My article this month is a bit of a mishmash, in that there are lots of things to write about and not enough space to do them all justice. Investment markets are probably the easiest to sum up: volatility again! Uncertainty abounds. Wherever we look, there are doubts and fears concerning politics, growth, interest rates, inflation, disinflation, deflation, production, demand, supply, exchange rates, Ukraine. Need I say more?
There is nothing (as I have often said) that markets dislike more than uncertainty. Hence the recent ups and downs of world stock markets. On balance though, despite five years of relatively decent growth, the longer-term outlook is still considered to be reasonably encouraging, and despite the likes of Tesco knocking holes in our investment and pension funds, the ‘green shoots’ have been, and are still being, nurtured, though the jury is still out on when they will truly flower!
Oh, I mentioned the ‘P’ word then, but not as much as the Chancellor of the Exchequer.
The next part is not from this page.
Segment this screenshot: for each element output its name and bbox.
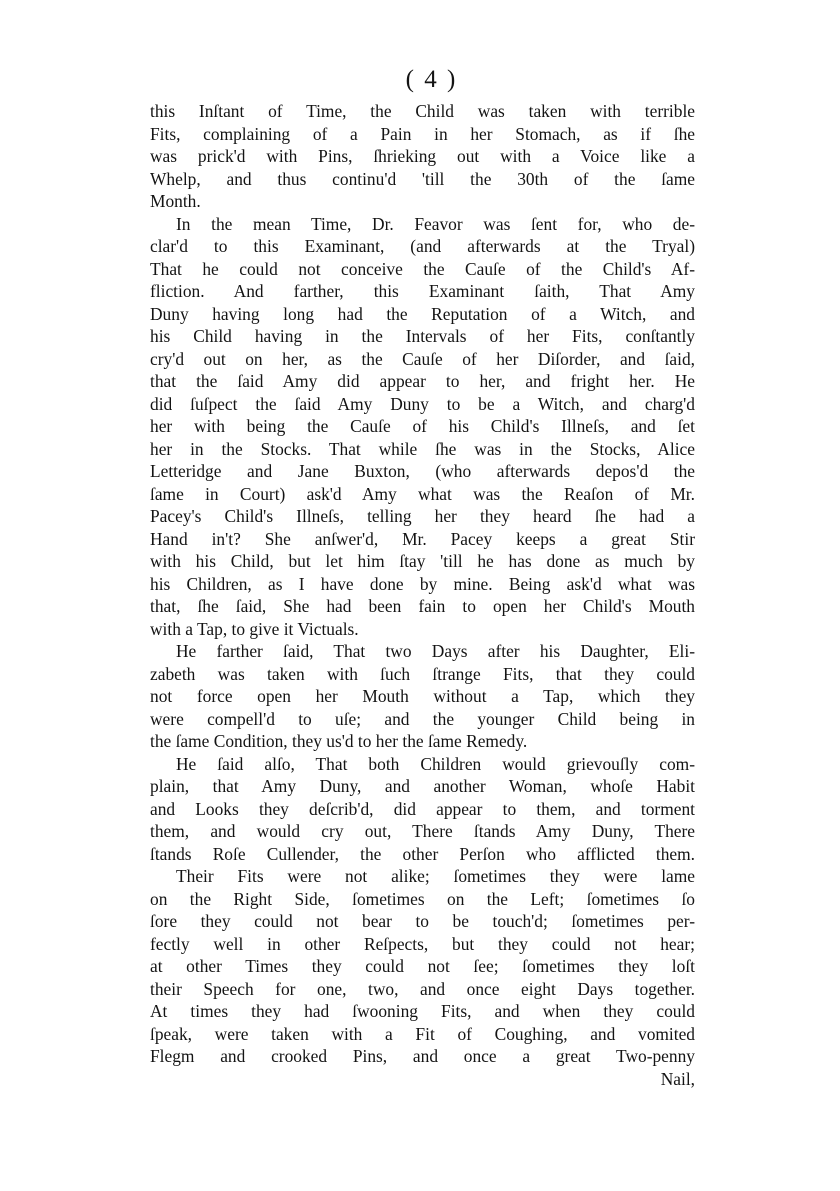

He has been fiddling around with the legislation again in a bid to make things lovely for those at, or near, pension age. From next April even more of the restrictions on access to pension plans will be removed, thus making it easier and more flexible to plan for income in retirement. That is what we are told anyway. Some will say that it is an easy way of increasing the Government’s take of income tax and VAT. Certainly, 25% of the amounts withdrawn from plans will be free of tax, and the balance will be taxed at the individual’s appropriate tax rate. Doubtless, a great deal of the income withdrawn will be spent on things that are subject to VAT, and it is interesting to note that the amounts that can be paid into personal pension arrangements and receive tax-relief have been systematically reduced over several years. There are also concerns from some about the provisions for those who withdraw all of their pension savings and are then left with nothing but the State pension to live on. More on this closer to April 2015.
On the Mortgage front, there has been something of a rate war over the last few months, as lenders have vied to see who will offer the best fixed-term interest rates. They are wary, though, to make sure that these deals are being offered only to those borrowers deemed to be the safest with whom to deal. The loans with the lowest loan to value ratio will benefit from the great rates, and then only if the borrowers’ credit, employment, and salary history is entirely suitable. It is still a trial for many first-time buyers and those less well-off to get a suitable mortgage.
Lastly, a couple of sad events recently have reminded me of the importance of ensuring that you have an adequate level of protection, either for personal or family necessities, in the event of loss of life, serious accident, or redundancy. Sometimes thoughts of the acquisition of wealth can outweigh the importance of protecting what you have. It is important to get the appropriate balance, in a variety of ways, of the means to protect yourself and your family, if applicable, against some of the nasty things that life occasionally throws at us.
Still, enough of sadness. The season of good cheer is looming large: health, peace, and happiness to our readers, and hopefully, a little bit of wealth as well.